Il s’agissait, devant près d’une cinquantaine de
photographies inédites issues de fonds privés français et jordaniens comme de l’ECPAD,
de revenir sur le bien mal connu engagement de soldats venus de France pour
soutenir et appuyer les forces du chérif Hussein Ibn Ali en lutte contre l’Empire
ottoman sur les territoires actuels de l’Arabie Saoudite, de la Jordanie et de
la Syrie.
Revenons donc, comme je l’ai fait, sur la chronologie des évènements
avant d'aborder, dans de prochains articles, les personnalités et les
enseignements tactiques en lien avec ce théâtre d’opérations.
Quand le chérif Hussein lance la révolte en juin 1916, il n’est
pas suivi par tous. En effet, si les tribus des Harb le rejoignent et que Said
Idriss combat les Turcs en Assir, l’émir Ibn Rachid du Chammar (NE du Hedjaz),
l’imam Yahia au Yémen et dans l’Hadramaout demeurent fidèles à Istambul.

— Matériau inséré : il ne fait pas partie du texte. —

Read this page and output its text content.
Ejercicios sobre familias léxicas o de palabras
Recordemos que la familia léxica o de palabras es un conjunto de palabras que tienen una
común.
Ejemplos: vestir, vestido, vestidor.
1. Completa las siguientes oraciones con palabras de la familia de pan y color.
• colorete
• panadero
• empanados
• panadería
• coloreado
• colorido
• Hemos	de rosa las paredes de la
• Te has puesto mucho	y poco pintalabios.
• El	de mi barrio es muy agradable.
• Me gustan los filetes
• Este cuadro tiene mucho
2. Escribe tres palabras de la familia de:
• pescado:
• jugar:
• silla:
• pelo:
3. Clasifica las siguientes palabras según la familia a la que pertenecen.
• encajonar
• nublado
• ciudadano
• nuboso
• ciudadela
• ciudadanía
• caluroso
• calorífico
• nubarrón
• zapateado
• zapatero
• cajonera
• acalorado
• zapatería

Ibn
Séoud annonce soutenir la révolte mais demeure passif militairement (avant de
trahir le chérif en 1919). Enfin, les tribus du Hedjaz des côtes de la Mer
Rouge ou plus au nord comme les
Djueiney, les Haweitat, les Anezeh et les Beni-Sakher sont contraintes d’attendre
une aide extérieure du fait de la pression exercée par les puissantes garnisons
turques.
Les premières opérations chérifiennes à l’été 1916 sont des
échecs ou très difficiles comme l’assaut raté sur Djeddah de l’émir Mansour à
la tête de ses 3500 bédouins lancé le 14 juin. Les troupes de Hussein sont en
effet peu disciplinées, mal équipées, sans capacité d’appui de type artillerie
et sans état-major organisé. Il faut finalement l’engagement de croiseurs
britanniques et de quelques canons servis par les 15 officiers et 250 soldats
de sa gracieuse majesté pour permettre à la révolte arabe de s’emparer des
ports de Yanbo et Rabeigh ou de la ville d’El Taif. C’est dans ce contexte que
le président du conseil, Aristide Briand, décide, le 2 août 1916, d’envoyer en
Egypte et au Hedjaz une mission militaire française aux ordres du colonel
Brémond, d’abord constituée de 12 officiers et 48 sous-officiers et hommes de troupes
avec quelques vieux canons de 80mm (modèle 1877) et 2400 fusils (pour équiper
les premiers soldats réguliers chériféens). Ils sont pour la plupart musulmans,
affectés dans des unités nord-africaines et ce, afin de pouvoir fouler les
terres sacrées de l’Islam (entre Médine et La Mecque) et mieux s’intégrer au
sein des troupes bédouines commandées par les 4 fils de Hussein : Fayçal,
Abdallah, Ali et Zeid.
Sur le terrain, la situation devient encore plus critique
pour la révolte, une partie de la puissante garnison ottomane de Médine, soient
17 000 hommes, marche vers Rabeigh et La Mecque pour mater la rébellion.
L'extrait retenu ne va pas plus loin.